Osterburg l Ein kleines Jubiläum nahmen die Sängerinnen der Singegruppe der Osterburger Volkssolidarität am Donnerstag zum Anlass für eine gemütlichen Nachmittag in der Begegnungsstätte der Volkssolidarität, wo sie die Gastlichkeit von Hausherrin Elke Hartmann und deren Mitarbeiterinnen genossen. "15 Jahre sind wir nun zusammen", sagte Ludmilla Quack, die die Gruppe leitet. "Im April 1999 hatte mich die damalige Leiterin der Begegnungsstätte, Ute Hoffmann, gefragt, ob ich mir vorstellen könnte, mit interessierten Seniorinnen und Senioren gemeinsam zu singen. Ich konnte es, und damit schlug die Geburtsstunde der Singegruppe der Volkssolidarität Osterburg."

Man wollte kein Chor sein, der nach Höherem strebt, sondern einfach singen, weil es Freude macht, machte Ludmilla Quack deutlich. Und das sei bis heute so geblieben. Man merkt es der 75-Jährigen an, dass sie mit Liebe bei der Sache und bemüht ist, Lücken in den Reihen, die alters- und krankheitsbedingt entstehen, immer wieder zu schließen, wobei sie auch dabei die Unterstützung ihrer Sängerinnen hat, die für die Gruppe werben. Schließlich hebt Singen im Alter auch das Wohlgefühl. Derzeit sind es 21 Sängerinnen im Alter ab 60 plus. Eingeladen zu der kleinen Feier und gekommen waren auch ehemalige Mitglieder wie Irmgard Bornemann, Anneliese Landes, Ilse Hellbach und Wilma Heidke. Natürlich galt die Einladung auch für Ute Hoffmann als Ideengeberin. Von den Gründungsmitgliedern hatten sich neben Anneliese Landes auch Annemarie Nebrich und Gerda Streuer eingefunden.

"Unseren ersten öffentlichen Auftritt hatten wir 1999 beim Erntedankfest der Volkssolidarität", erinnerte sich Ludmilla Quack.

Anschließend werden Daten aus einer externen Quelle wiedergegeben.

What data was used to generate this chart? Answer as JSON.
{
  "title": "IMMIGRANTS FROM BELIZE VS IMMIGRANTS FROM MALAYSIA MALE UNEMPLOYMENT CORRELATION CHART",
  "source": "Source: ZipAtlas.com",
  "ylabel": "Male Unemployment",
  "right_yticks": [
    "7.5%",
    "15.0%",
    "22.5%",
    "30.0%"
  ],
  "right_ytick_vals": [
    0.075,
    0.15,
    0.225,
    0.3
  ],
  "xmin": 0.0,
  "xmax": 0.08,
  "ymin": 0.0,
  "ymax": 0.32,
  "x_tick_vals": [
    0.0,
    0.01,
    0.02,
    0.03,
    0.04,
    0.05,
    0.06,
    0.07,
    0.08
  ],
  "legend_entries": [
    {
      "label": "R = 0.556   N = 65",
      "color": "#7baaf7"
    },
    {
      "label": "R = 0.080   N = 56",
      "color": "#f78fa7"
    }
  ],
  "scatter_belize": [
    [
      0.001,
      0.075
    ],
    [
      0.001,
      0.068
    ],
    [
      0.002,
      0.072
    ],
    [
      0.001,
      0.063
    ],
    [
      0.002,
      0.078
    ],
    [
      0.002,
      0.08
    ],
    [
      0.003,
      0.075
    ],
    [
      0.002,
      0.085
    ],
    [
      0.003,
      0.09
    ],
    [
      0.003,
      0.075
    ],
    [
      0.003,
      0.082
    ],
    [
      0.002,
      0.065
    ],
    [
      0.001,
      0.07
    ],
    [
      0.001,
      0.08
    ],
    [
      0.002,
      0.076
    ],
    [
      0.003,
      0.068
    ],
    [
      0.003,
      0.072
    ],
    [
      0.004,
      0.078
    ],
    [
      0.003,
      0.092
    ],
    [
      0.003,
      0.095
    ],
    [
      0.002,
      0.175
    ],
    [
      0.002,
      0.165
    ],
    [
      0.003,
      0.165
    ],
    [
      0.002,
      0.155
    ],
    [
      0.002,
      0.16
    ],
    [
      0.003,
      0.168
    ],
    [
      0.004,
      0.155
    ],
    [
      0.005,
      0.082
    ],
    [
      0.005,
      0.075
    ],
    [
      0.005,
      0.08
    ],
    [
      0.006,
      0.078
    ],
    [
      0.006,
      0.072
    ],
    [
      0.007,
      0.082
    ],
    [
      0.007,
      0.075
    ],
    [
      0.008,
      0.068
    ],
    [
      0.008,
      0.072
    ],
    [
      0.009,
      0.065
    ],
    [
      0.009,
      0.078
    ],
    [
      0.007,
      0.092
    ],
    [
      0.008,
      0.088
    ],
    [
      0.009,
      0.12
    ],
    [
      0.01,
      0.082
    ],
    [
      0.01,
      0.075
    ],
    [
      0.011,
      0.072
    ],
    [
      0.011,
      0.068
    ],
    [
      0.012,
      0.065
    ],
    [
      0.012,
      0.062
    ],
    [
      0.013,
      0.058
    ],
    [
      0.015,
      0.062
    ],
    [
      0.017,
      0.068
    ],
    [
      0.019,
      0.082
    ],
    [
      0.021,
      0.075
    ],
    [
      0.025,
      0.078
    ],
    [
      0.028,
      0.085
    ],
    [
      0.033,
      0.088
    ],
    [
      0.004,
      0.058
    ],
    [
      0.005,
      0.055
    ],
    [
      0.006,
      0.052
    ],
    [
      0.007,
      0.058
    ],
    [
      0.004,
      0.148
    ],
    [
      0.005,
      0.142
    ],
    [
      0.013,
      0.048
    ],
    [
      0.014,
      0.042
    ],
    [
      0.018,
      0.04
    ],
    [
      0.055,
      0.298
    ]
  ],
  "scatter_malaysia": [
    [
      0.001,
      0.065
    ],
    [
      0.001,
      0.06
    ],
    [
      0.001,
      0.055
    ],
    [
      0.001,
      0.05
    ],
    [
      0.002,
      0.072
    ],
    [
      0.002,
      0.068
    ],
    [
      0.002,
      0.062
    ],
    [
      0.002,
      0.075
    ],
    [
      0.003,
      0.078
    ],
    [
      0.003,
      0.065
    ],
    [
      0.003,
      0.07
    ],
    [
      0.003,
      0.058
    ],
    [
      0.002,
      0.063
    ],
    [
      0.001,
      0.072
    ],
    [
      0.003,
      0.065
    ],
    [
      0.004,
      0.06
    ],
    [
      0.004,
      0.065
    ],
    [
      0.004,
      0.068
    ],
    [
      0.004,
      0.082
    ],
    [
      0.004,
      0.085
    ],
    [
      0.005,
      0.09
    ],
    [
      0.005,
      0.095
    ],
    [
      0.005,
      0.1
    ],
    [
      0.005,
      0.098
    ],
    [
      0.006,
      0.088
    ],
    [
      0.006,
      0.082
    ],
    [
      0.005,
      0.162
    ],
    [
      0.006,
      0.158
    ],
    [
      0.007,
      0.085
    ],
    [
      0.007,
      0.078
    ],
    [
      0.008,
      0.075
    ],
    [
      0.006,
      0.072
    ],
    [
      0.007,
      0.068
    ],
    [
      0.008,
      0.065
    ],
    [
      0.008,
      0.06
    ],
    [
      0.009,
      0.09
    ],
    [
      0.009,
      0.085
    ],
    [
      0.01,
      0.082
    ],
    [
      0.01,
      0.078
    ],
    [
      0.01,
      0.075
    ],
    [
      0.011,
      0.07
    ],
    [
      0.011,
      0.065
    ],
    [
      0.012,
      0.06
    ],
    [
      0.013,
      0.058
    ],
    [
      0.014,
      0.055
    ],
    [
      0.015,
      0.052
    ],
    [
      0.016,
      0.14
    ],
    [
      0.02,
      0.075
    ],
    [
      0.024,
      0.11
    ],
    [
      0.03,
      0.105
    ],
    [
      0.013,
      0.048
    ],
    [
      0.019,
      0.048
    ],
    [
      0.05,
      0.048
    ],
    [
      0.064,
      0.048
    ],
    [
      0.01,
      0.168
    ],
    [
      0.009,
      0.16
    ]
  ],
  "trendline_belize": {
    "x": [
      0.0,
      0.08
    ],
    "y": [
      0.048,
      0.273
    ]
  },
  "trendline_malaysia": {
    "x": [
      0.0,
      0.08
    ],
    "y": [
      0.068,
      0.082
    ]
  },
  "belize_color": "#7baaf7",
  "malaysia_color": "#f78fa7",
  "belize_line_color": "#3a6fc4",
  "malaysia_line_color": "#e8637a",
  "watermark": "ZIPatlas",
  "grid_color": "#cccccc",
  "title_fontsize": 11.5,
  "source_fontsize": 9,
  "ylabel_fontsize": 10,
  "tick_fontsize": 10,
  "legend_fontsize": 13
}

Die Pflege des volkstümlichen Liedgutes liegt der Singegruppe am Herzen, und dementsprechend hat sie auch ihr Repertoire gestaltet, wobei Feste im Jahreslauf natürlich ebenfalls Beachtung finden. 2003 nahm die Gruppe zum ersten Mal an einem Chortreffen der Volkssolidarität des Landesverbandes Sachsen-Anhalt teil; zwar nur im Zuschauerraum, "aber der Tag war schön, und das Singen der Chöre war überwältigend und für uns sehr lehrreich", blickte Ludmilla Quack zurück.

"Ab 2005, damals in der Lutherstadt Wittenberg, traten wir mit einem eigenen Programm auf, dann 2007 in Halle, 2009 in Tangermünde, 2011, nun mit einheitlicher Kleidung - weiße Blusen, schwarze Röcke bzw. Hosen und lila Tücher - in Quedlinburg und 2013 erneut in Halle. Es war immer sehr schön, und obwohl wir gegenüber anderen Chören nur eine kleine Singegruppe waren, bekamen wir viel Beifall. Das stärkte natürlich unser Selbstwertgefühl uns Selbstvertrauen."

Aus vielen Presseberichten über die Arbeit der Singegruppe hatte die Leiterin eine kleine Chronik zusammengestellt, in der die Sängerinnen und Gäste am Donnerstag mit Interesse blätterten.